Souvent, quand je repense à un évènement issu du passé récent, me revient en tête ce jour de mi-octobre 2017. La date est imprimée dans mon esprit, aussi nette que celle apposée sur l’emballage blanc d’un yaourt nature.
Je me souviens des épicéas bien verts et de la piste ocre sous mes semelles, avec dans mes oreilles ce groupe local et le morceau tiré de cette « lente révolte pour un nouveau Canada zéro ».
La terre du Québec m’offrait là une parenthèse bienvenue, hors limite de toute sensation familière et l’impression rassérénante d’être encore en vie.
Tes papiers d’identité l’attestent, les replis qui dessinent des vagues sur ta nuque le confirment.
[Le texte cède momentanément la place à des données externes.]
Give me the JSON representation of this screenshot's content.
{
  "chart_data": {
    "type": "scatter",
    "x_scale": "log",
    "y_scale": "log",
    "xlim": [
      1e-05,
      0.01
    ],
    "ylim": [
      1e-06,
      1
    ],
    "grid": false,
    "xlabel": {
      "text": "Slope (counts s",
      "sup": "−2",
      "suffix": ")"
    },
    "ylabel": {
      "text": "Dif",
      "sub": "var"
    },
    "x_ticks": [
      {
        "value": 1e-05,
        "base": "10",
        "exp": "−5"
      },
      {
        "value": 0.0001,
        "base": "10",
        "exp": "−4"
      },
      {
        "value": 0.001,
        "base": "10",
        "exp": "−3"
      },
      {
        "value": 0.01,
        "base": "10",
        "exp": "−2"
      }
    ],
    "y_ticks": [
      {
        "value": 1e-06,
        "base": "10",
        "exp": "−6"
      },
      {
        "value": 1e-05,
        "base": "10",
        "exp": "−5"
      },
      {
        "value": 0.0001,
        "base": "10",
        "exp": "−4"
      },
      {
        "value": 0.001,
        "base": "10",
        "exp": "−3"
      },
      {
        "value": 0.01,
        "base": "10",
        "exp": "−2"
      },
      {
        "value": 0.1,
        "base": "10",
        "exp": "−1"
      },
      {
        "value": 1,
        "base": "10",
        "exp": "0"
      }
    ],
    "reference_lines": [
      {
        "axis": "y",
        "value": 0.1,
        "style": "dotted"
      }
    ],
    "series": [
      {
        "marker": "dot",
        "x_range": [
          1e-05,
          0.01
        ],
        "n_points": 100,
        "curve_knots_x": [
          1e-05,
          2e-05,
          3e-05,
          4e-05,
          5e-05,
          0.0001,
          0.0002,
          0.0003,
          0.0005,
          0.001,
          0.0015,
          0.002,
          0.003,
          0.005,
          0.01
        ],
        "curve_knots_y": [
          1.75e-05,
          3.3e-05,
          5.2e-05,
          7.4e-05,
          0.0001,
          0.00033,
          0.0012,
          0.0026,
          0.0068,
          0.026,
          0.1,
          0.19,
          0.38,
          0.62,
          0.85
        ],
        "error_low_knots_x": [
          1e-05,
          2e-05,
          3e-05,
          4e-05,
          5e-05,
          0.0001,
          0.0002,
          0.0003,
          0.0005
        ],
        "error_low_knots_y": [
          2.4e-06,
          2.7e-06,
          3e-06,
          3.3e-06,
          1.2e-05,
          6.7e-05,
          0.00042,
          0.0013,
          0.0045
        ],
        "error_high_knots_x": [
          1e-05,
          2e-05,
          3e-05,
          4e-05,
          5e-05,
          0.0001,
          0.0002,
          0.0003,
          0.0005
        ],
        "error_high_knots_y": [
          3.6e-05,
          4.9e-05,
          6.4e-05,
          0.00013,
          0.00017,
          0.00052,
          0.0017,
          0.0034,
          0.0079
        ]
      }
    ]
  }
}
Tu as depuis un moment déjà dépassé la date limite de conservation.
Dans le matin froid et sec, ton corps se hasarde à de grandes aventures au bout de l’impasse.
Autrefois, tu étais grand, l’esprit libre et insouciant, il t’en reste des traces comme des taches de Rorschach qui ont déteint dans tes yeux.
Dieu est descendu d’un bus Greyhound en bout de course à la frontière mexicaine. Il portait un imperméable rapiécé et tâché de graisse. Tu l’as reconnu à ses mains aux paumes bandées. Il t’a demandé une cigarette et te l’a échangée contre un préservatif périmé. « Faut pas m’en vouloir, depuis le temps, je commence à fatiguer… » Puis il a marché tout droit en direction de Mexico, ses pieds trainant sur le sol comme une vieille rengaine.
À la septième sonnerie, tu as ouvert les yeux, senti l’odeur des saucisses brûlées : une camionnette sur cales à l’angle de ta rue. Tu es sorti de ton lit, failli tomber de quarante-deux étages, ton coeur bondissant dans ta poitrine. L’infirmier t’a demandé de te montrer raisonnable et de te recoucher. Des souvenirs reconstitués, t’a t-il dit, le revers de la médaille parce qu’on vient de t’implanter le coeur d’un gorille dans la cage thoracique.
Devant la pompe à essence, le vieillard relève la tête et dit « jolie bagnole ! » d’une moue qui rime avec « ah, si seulement... » Tes bottes soulèvent la poussière et les scorpions ont trop chaud pour te tanner le cuir. Ils préfèrent rester planqués derrière le frigo.
Tu grimpes dans la Pontiac, RayBan sur le nez, unique souvenir d’elle, tu démarres et tu vises le détroit où elle a disparu. Dans le rétroviseur panoramique, la pompe à essence, le vieux et les scorpions n’existent déjà plus.